Mieszkańcy terenów popowodziowych apelują do polityków

2024-11-22 10:02:12(ost. akt: 2024-11-22 10:18:22)
Zdjęcie jest ilustracją do tekstu

Zdjęcie jest ilustracją do tekstu

Autor zdjęcia: PAP/Lech Muszyński

Podczas posiedzenia Komisji Nadzwyczajnej ds. Powodzi w Sejmie mieszkańcy terenów popowodziowych zaapelowali o szybkie i skuteczne działania. Barbara Glińska z Kłodzka w mocnych słowach skrytykowała polityczne rozgrywki wokół pomocy oraz opóźnienia w realizacji obietnic, podkreślając dramatyczne położenie tysięcy poszkodowanych rodzin.
W Sejmie obraduje Komisja Nadzwyczajna do spraw działań przeciwpowodziowych i usuwania skutków powodzi z roku 2024. Posłowie zaprosili przedstawicieli strony społecznej, którzy mieli opowiedzieć o obecnej sytuacji na terenach popowodziowych.

Głos zabrała m.in. Barbara Glińska z Kłodzka, która wystąpiła z apelem do polityków, by nie wykorzystywali ofiar powodzi do własnych celów.

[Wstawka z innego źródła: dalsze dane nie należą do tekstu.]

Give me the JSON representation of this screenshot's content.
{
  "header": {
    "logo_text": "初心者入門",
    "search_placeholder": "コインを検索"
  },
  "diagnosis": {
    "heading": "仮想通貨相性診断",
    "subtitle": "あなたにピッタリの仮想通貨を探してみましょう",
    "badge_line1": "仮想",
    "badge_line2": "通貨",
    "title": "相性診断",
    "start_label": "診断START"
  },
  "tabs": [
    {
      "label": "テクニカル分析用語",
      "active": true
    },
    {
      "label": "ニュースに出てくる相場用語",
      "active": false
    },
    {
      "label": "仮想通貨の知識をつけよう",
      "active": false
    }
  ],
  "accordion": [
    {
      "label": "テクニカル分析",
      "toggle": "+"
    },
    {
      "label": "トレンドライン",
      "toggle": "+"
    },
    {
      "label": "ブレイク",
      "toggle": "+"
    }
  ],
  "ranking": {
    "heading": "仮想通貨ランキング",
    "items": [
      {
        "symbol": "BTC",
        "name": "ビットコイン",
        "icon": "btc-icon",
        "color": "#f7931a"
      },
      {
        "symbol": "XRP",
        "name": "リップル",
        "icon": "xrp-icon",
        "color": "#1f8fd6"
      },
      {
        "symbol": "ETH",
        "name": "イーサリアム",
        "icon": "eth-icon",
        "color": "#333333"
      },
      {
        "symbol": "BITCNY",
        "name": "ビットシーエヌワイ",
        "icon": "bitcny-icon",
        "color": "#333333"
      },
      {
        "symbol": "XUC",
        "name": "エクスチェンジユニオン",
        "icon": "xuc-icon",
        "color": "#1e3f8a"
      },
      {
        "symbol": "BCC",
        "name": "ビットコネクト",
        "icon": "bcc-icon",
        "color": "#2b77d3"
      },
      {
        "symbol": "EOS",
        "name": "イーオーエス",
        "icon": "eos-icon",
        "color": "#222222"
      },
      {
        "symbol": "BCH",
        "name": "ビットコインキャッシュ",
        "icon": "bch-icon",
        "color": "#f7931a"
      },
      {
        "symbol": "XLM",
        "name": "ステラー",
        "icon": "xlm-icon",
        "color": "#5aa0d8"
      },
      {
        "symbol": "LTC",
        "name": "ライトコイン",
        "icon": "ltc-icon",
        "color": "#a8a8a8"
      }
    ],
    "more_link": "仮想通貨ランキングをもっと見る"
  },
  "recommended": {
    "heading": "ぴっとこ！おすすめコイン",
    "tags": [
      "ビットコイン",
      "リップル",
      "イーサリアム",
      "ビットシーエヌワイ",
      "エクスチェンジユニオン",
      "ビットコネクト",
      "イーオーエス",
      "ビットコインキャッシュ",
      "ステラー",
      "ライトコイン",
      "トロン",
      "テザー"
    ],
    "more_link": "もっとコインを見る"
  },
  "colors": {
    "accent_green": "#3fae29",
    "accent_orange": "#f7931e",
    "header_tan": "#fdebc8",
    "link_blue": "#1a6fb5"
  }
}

— Przyjechaliśmy do was z ziemi kłodzkiej na zaproszenie pana marszałka, który kilka dni temu był u nas. (…) Mamy wykluczenie komunikacyjne i nie dysponujemy zbytnimi środkami finansowymi. Przyjechaliśmy, by przedstawić państwu nasze problemy z nadzieją, że znajdziecie na nie rozwiązania. Ale nie wiedzieliśmy do końca, co nas czeka. Cieszymy się również z tego, że ta dyskusja nie była polityczna. Bardzo gorąco apelujemy do was – rządzących i opozycji – abyście byli ponad podziałami w takich przypadkach — mówiła.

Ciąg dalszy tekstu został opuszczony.